The first possibility unveils the GOP as incompetent and uncaring. The Republicans bided their time during the Obama presidency, carefully crafting the repeal and replace narrative, always criticizing the ACA while promising a better alternative when they returned to power.
After the past election cycle, winning control over both houses of Congress and the executive branch, the GOP could finally push their healthcare vision through the legislative branch and into action — until they realized constructing actual health care legislation constituted a more difficult challenge than brainstorming an alliterative catchphrase.
With the approval ratings of Congress, Speaker Paul Ryan and Majority Leader Mitch McConnell in the toilet (68, 59 and 55 percent disapproval ratings, respectively), the GOP is under pressure to pass at least one major part of their agenda. They’ve married themselves to the mantra of repeal and replace, and can’t separate themselves from it without looking weak and indecisive.
To prevent this, Republican leadership has simply made the bill a little more palatable to more moderate conservatives in the legislature, rather than address the plan’s many faults.
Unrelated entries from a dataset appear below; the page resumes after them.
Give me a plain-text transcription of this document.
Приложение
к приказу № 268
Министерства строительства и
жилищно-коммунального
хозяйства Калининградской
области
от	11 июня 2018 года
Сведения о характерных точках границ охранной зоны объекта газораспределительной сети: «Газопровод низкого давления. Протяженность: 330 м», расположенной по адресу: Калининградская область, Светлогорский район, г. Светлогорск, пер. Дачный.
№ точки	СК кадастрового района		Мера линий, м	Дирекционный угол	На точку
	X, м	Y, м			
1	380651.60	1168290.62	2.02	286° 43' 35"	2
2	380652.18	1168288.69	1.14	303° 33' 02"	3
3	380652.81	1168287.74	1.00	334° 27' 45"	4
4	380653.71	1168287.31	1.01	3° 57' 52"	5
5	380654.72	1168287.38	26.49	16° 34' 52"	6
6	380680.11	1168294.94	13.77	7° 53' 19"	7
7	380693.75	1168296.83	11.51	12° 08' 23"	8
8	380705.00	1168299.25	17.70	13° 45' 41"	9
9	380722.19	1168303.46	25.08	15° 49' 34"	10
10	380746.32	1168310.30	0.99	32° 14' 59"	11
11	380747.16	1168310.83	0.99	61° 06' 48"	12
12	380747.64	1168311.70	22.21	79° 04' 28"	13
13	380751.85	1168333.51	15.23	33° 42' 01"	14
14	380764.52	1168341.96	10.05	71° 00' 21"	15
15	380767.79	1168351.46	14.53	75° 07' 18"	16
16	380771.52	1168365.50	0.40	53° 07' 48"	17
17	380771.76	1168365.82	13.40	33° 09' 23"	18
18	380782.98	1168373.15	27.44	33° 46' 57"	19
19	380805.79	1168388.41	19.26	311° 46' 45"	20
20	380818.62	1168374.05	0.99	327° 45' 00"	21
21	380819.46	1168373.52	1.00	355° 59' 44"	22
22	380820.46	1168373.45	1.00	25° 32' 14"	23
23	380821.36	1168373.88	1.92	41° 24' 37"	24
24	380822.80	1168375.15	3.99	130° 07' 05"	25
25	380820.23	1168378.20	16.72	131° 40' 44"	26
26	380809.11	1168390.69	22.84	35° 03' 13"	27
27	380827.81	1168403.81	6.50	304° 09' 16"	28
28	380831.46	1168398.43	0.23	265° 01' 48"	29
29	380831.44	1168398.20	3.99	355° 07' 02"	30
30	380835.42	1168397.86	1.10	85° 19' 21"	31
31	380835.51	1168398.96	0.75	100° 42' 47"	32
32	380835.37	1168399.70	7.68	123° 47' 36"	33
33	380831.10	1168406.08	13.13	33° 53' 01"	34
The second and more sinister reason signifies a blind adherence to a failed ideology. Irrespective of their constituents, who will no doubt suffer because of the Republicans’ plan, the GOP continues to insist that they know best. Ignoring the polls, the statistics and the wealth of evidence demonstrating the ineffectiveness of and lack of support for the AHCA, the Republicans will persistently push their health care agenda because they believe that they are right.
They’ve done the same thing with trickle-down economics (just a cursory look at Kansas and Sam Brownback reveals the inefficacy of that particular strategy), and they’ll do the same for health care — even if it hurts the people they’re sworn to protect.